Cross-posted at Montclair Socioblog.

Try not to think about an Oldsmobile.

I’ve been thinking about Oldsmobile.  I mentioned it in passing in the previous post, and since then I’ve been wondering about “Not Your Father’s Oldsmobile” – the brand’s swan song.  Matthew Yglesias at Slate thinks that the campaign alienated the regular customers, the ones who bought a new Olds every few years, saying to them in effect, “You’re a geezer, an Oldster, and have been for a while – sans youth, sans sex, sans taste, sans everything except your crummy car.”

The tag that completed the famous set-up line was, “The new generation of Olds.”

The target of the campaign was to attract young car buyers, but it missed badly.  Why?  My guess is the futility of negation.  Saying what something is not doesn’t give people a clear picture of what that something actually is.  But that’s not the problem here.  The message was clear, especially with that tag about generations.

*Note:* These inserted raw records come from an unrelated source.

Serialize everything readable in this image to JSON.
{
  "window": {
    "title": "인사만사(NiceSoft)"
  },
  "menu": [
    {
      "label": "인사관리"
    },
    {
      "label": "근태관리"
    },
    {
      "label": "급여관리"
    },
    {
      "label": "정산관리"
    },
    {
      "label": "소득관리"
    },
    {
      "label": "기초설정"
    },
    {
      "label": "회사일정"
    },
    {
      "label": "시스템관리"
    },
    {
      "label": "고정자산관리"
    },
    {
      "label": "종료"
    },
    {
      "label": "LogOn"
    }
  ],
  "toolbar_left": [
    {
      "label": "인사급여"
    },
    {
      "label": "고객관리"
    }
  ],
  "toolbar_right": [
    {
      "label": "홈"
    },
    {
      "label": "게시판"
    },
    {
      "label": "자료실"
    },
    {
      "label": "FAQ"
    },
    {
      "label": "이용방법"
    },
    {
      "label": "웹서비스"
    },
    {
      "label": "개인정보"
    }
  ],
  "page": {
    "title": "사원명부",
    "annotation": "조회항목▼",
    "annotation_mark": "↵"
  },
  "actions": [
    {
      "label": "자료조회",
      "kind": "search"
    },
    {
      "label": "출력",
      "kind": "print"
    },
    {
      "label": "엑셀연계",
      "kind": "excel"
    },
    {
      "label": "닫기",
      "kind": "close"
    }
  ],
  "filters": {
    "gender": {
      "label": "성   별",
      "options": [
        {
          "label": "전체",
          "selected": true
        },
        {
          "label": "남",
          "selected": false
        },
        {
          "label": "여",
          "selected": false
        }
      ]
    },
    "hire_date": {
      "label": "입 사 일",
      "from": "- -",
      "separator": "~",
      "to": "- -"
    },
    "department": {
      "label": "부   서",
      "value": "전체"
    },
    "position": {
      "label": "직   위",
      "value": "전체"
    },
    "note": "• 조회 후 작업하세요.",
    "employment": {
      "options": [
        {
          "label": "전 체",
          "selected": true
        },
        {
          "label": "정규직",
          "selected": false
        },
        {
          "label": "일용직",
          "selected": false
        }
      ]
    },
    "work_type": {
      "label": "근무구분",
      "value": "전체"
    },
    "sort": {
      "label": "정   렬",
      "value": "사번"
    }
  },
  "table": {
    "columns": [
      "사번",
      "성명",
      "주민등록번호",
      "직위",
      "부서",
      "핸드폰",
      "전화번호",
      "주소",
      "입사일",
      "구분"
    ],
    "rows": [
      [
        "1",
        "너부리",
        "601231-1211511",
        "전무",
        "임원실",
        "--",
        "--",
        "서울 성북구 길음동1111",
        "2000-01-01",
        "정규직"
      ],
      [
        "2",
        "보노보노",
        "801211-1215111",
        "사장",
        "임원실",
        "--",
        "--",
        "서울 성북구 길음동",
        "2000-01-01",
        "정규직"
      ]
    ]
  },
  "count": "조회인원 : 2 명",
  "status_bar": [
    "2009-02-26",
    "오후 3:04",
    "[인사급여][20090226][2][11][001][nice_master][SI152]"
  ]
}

The problem is that direct negation can reinforce the idea you are trying to deny – as in the paradoxical command to not think about an elephant. “I am not a crook,” said Richard Nixon in his televised address about Watergate.  It’s his most remembered line, and when he spoke it, the TV screen might as well have had an overlay flashing the words “Game Over.”

If the denial contradicts general perceptions (i.e., the brand), people might not hear it at all, or worse, they might hear the opposite.  Ever since fact-checking went public in a big way a few years ago, we’ve seen corrections to the lies that politicians have told about one another.  But as Brendan Nyhan and Jason Reifler have shown, corrections can boomerang, especially when they clash with ideas the reader already has.

Can these false or unsubstantiated beliefs about politics be corrected? … Results indicate that corrections frequently fail to reduce misperceptions among the targeted ideological group. We also document several instances of a “backfire effect” in which corrections actually increase misperceptions among the group in question.

By insisting that they weren’t old after all, Oldsmobile might have done more harm than good.